Fiscalização em postos de Itapeva não encontra irregularidades, ANP e IPEM atestam conformidade
ANP, IPEM e Bombeiros avaliaram combustíveis e
equipamentos em 10 estabelecimentos; resultado surpreendeu pela qualidade dos
postos de bandeira branca
Nos dias 16 e 17 de setembro, uma operação conjunta de
fiscalização em postos de combustíveis mobilizou órgãos federais, estaduais e
municipais. Atendendo a uma reivindicação antiga da população, o Conselho
Comunitário de Segurança (Conseg) trouxe para a cidade a Agência Nacional de
Petróleo (ANP), o Instituto de Pesos e Medidas (IPEM) e o Corpo de Bombeiros.

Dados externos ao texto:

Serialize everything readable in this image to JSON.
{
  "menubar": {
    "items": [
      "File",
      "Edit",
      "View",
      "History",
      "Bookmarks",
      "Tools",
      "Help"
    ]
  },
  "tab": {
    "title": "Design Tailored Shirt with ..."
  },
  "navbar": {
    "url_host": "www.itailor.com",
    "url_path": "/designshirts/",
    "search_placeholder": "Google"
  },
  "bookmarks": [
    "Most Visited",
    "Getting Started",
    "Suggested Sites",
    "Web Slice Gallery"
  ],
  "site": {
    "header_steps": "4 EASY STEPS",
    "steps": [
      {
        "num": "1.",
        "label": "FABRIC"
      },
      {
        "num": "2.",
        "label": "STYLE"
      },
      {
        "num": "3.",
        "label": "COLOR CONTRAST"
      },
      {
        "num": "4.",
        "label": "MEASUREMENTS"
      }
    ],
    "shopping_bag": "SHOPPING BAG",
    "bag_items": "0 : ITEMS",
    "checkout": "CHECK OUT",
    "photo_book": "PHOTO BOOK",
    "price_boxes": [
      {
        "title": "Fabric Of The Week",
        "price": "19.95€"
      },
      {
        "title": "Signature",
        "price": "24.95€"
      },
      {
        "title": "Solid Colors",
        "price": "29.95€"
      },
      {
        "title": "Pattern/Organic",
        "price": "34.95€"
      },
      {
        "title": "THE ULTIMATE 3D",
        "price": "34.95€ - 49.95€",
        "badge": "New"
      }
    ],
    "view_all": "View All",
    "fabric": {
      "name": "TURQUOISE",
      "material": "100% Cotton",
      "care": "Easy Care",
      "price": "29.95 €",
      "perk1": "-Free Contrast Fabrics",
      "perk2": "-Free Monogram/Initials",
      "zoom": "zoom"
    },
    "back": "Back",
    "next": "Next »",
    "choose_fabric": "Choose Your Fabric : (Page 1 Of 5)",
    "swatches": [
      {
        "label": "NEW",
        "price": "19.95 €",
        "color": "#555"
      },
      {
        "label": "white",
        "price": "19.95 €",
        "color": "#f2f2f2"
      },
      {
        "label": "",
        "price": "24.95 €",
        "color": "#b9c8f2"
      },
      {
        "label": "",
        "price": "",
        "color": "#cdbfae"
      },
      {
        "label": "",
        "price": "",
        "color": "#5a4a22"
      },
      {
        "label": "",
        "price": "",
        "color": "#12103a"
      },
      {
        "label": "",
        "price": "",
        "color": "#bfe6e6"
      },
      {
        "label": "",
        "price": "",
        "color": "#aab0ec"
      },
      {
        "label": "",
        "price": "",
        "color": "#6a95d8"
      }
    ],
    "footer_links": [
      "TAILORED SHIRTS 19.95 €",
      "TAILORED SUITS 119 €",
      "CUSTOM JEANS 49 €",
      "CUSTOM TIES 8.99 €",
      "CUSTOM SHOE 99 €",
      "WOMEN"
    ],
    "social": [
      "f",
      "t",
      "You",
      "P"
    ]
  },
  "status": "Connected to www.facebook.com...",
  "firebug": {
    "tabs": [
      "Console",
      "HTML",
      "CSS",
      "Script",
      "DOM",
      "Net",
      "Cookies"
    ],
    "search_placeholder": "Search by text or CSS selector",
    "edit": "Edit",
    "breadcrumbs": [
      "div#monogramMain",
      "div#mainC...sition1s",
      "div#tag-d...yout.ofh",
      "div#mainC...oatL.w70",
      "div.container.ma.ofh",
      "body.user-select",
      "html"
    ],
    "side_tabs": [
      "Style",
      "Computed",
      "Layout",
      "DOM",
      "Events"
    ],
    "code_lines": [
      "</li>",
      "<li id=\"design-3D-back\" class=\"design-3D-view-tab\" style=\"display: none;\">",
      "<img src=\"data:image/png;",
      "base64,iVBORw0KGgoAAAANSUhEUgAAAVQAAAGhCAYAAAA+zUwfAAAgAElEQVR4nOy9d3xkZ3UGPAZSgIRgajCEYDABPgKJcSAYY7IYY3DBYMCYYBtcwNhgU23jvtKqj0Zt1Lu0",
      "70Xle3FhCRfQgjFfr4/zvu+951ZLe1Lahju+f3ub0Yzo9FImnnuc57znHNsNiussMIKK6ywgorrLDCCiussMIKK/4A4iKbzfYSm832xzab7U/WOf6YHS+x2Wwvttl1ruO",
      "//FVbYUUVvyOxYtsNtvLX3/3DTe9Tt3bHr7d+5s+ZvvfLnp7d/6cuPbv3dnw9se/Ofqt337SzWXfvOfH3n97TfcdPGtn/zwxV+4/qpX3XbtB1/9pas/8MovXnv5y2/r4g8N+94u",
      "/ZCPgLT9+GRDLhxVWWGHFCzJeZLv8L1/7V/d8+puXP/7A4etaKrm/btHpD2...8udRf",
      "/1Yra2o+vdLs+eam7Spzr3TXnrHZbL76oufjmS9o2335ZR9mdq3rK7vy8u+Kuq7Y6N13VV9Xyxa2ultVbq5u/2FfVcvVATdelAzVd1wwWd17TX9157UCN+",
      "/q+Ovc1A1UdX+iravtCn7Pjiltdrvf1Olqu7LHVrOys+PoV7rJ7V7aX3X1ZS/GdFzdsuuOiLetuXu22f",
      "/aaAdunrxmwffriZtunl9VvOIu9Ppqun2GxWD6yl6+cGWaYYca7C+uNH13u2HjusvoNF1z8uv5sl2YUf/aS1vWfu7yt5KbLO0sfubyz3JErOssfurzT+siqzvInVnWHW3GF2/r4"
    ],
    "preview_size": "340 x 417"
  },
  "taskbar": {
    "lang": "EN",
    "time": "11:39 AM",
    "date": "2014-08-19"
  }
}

No total, dez postos — entre bandeirados e de bandeira branca — passaram por
rigorosa inspeção.

As equipes verificaram desde a qualidade e a quantidade do
combustível comercializado até a documentação exigida, lacres, bombas digitais
e mecânicas. O resultado surpreendeu: não foi encontrada nenhuma
irregularidade. Todos os produtos estavam dentro dos parâmetros legais. “Houve
inclusive um reconhecimento especial à qualidade dos combustíveis fornecidos
pelos postos de bandeira branca, muitas vezes alvo de desconfiança. Os fiscais
afirmaram que não deixam nada a desejar em relação aos grandes nomes do setor”,
destacou Maurício Coelho, presidente do Conseg de Itapeva.
A operação, porém, também expôs falhas locais. O setor de
fiscalização da prefeitura, convidado a participar para verificar documentos e
aplicar eventuais sanções administrativas, não compareceu. Para o Conseg, a
ausência comprometeu parte do trabalho. “Era fundamental a presença dos fiscais
municipais, já que cabe a eles exigir documentos obrigatórios e aplicar multas
em caso de irregularidade naquilo que é de sua competência”, registrou Maurício em nota.
Um episódio curioso chamou atenção durante as inspeções. Um
dos postos da cidade permaneceu fechado nos dias 15 e 16, exibindo placas de
reforma e de troca de bandeira. O fechamento repentino gerou desconfiança e
levou um dos fiscais a orientar os funcionários sobre as obrigações legais.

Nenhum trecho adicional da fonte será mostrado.